How Big Data Can Lead to Safer Drugs and Vaccines

Friday, March 20, 2015

Remember Vioxx? The painkiller helped many but increased the risk of heart attacks in others. It was withdrawn from the market in 2004, nearly five years after it was introduced.

Although it takes years of extensive testing for new drugs and medical products to reach the market, negative side effects may not become apparent even then.

photo
photo courtesy of Jon Sharpe
 

"Until you can observe populations of an enormous size, you really can't know everything there is to know about the rare adverse effects," says Jennifer Nelson, MS 1994, PhD 1999 Biostatistics, and affiliate associate professor of Biostatistics at the University of Washington School of Public Health.

Nelson is part of a growing group of researchers transforming the way we monitor medical products for safety. She uses big data—in this case, millions of electronic health records sitting in the databases of large health insurers or health providers.

"Big health-care data holds great promise," says Nelson, who is based at Group Health Research Institute, where she is senior investigator and director of biostatistics. "There's big data in the numbers of people, and there's also big data in the amount of information per person."

Researchers drill into big data to predict everything from the outcome of the Super Bowl to which online ads consumers are likely to click. In public health and medical research, big data is helping unlock the secrets of our genomes and leading to personalized medical treatment.

Electronic health records have been around for decades, but only recently have more researchers started to recognize their potential for improving public health. It is now possible to access millions of records collected by insurers and health care providers such as Group Health Cooperative.

photo
photo by Jeff Hodson
Jennifer Nelson, MS 1994, PhD 1999

Regulatory agencies such as the FDA have typically had to wait until enough alarming cases emerge from doctors and their patients. It's a passive reporting process that doesn't capture everything.

Today, in a pilot project, researchers are proactively monitoring the safety of drugs and other medical products in "real time," Nelson says. It's faster and more cost-effective than recruiting participants for a randomized clinical trial or conducting a traditional observational study.

"It's the modern version of public health surveillance— using modern data-sharing mechanisms. They're measuring millions of lives and trying to keep track of adverse events," says Patrick Heagerty, professor and chair of the School's top-ranked department of Biostatistics.

Adverse events are essentially bad reactions. For vaccines, they can include pain, itching, swelling, or fever and in rare cases, seizures, Nelson says. For drugs—especially for cardiovascular disease—they include elevated risk of heart attack or kidney and liver problems.

Nelson is involved in two major monitoring projects. One is the FDA's Mini-Sentinel program, a pilot project set up in 2007 to build a nationwide "rapid-response surveillance system" for drugs and other medical products. It includes data from 17 partners, including Group Health, and more than 100 million patients.

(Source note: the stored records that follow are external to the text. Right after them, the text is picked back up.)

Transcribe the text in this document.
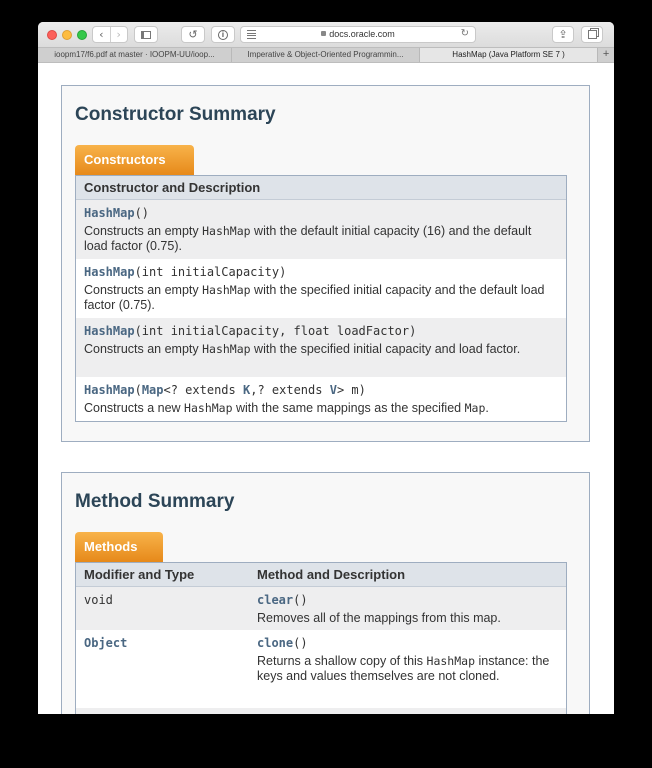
‹	›	↺	i	docs.oracle.com	↻	⇪
ioopm17/f6.pdf at master · IOOPM-UU/ioop...	Imperative & Object-Oriented Programmin...	HashMap (Java Platform SE 7 )	+
Constructor Summary
Constructors
Constructor and Description
HashMap()
Constructs an empty HashMap with the default initial capacity (16) and the default load factor (0.75).
HashMap(int initialCapacity)
Constructs an empty HashMap with the specified initial capacity and the default load factor (0.75).
HashMap(int initialCapacity, float loadFactor)
Constructs an empty HashMap with the specified initial capacity and load factor.
HashMap(Map<? extends K,? extends V> m)
Constructs a new HashMap with the same mappings as the specified Map.
Method Summary
Methods
Modifier and Type	Method and Description
void	clear()
Removes all of the mappings from this map.
Object	clone()
Returns a shallow copy of this HashMap instance: the keys and values themselves are not cloned.
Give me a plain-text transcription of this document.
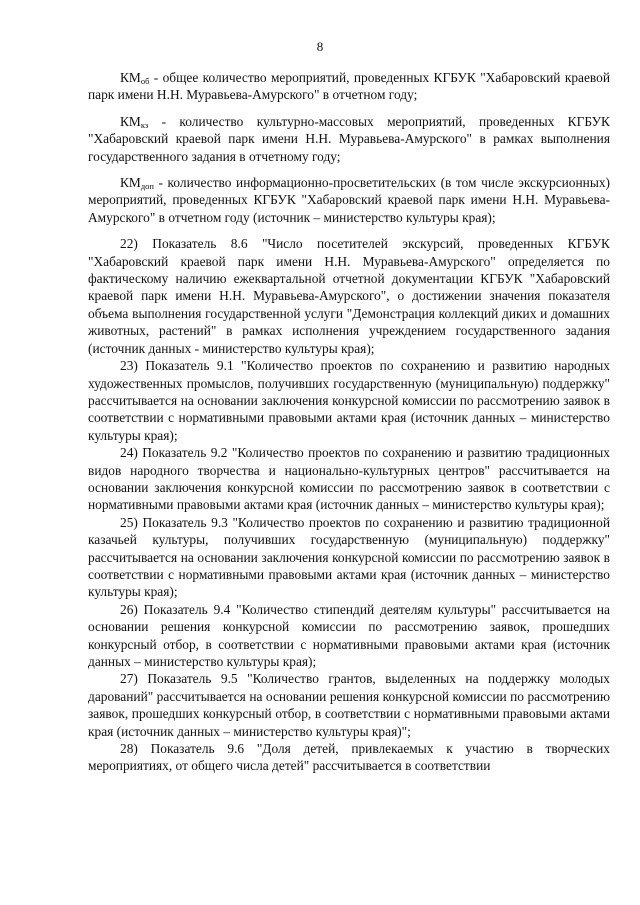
8

$КМ_{об}$ - общее количество мероприятий, проведенных КГБУК "Хабаровский краевой парк имени Н.Н. Муравьева-Амурского" в отчетном году;

$КМ_{кз}$ - количество культурно-массовых мероприятий, проведенных КГБУК "Хабаровский краевой парк имени Н.Н. Муравьева-Амурского" в рамках выполнения государственного задания в отчетному году;

$КМ_{доп}$ - количество информационно-просветительских (в том числе экскурсионных) мероприятий, проведенных КГБУК "Хабаровский краевой парк имени Н.Н. Муравьева-Амурского" в отчетном году (источник – министерство культуры края);

22) Показатель 8.6 "Число посетителей экскурсий, проведенных КГБУК "Хабаровский краевой парк имени Н.Н. Муравьева-Амурского" определяется по фактическому наличию ежеквартальной отчетной документации КГБУК "Хабаровский краевой парк имени Н.Н. Муравьева-Амурского", о достижении значения показателя объема выполнения государственной услуги "Демонстрация коллекций диких и домашних животных, растений" в рамках исполнения учреждением государственного задания (источник данных - министерство культуры края);

23) Показатель 9.1 "Количество проектов по сохранению и развитию народных художественных промыслов, получивших государственную (муниципальную) поддержку" рассчитывается на основании заключения конкурсной комиссии по рассмотрению заявок в соответствии с нормативными правовыми актами края (источник данных – министерство культуры края);

24) Показатель 9.2 "Количество проектов по сохранению и развитию традиционных видов народного творчества и национально-культурных центров" рассчитывается на основании заключения конкурсной комиссии по рассмотрению заявок в соответствии с нормативными правовыми актами края (источник данных – министерство культуры края);

25) Показатель 9.3 "Количество проектов по сохранению и развитию традиционной казачьей культуры, получивших государственную (муниципальную) поддержку" рассчитывается на основании заключения конкурсной комиссии по рассмотрению заявок в соответствии с нормативными правовыми актами края (источник данных – министерство культуры края);

26) Показатель 9.4 "Количество стипендий деятелям культуры" рассчитывается на основании решения конкурсной комиссии по рассмотрению заявок, прошедших конкурсный отбор, в соответствии с нормативными правовыми актами края (источник данных – министерство культуры края);

27) Показатель 9.5 "Количество грантов, выделенных на поддержку молодых дарований" рассчитывается на основании решения конкурсной комиссии по рассмотрению заявок, прошедших конкурсный отбор, в соответствии с нормативными правовыми актами края (источник данных – министерство культуры края)";

28) Показатель 9.6 "Доля детей, привлекаемых к участию в творческих мероприятиях, от общего числа детей" рассчитывается в соответствии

Nelson is also part of the Centers for Disease Control and Prevention's Vaccine Safety Datalink, which uses information on vaccines and medical illnesses collected at doctor's offices and hospitals in six health care systems across the country. Information is updated weekly.

Nelson and Heagerty say big data offers great potential but also many challenges. For instance, electronic medical records capture data for clinical care and billing, "but that doesn't cover all the things you might want to measure for medical research or public health research," Heagerty says. "It's not always complete."

The data needs to be augmented to address certain research questions, he adds, such as what actually happens to patients after they are treated. "Maybe we need mobile data collection, where they can use text messages to send us their pain and ability to function every day," says Heagerty. "I think there will be innovation in adding to the electronic medical records."

Biostatisticians are key in designing these studies and in analyzing the data. Nelson collaborates with faculty on these issues, mentors students, and has taught at the department's Summer Institute in Statistics for Clinical Research.

"We want to expose junior researchers to this field because it's going places," Nelson says. "My goal is to help create those opportunities and create even stronger ties between the UW and Group Health. Getting from big data to meaningful evidence is not easy. And that's why it's fun. We're going to be employed for a long time doing this."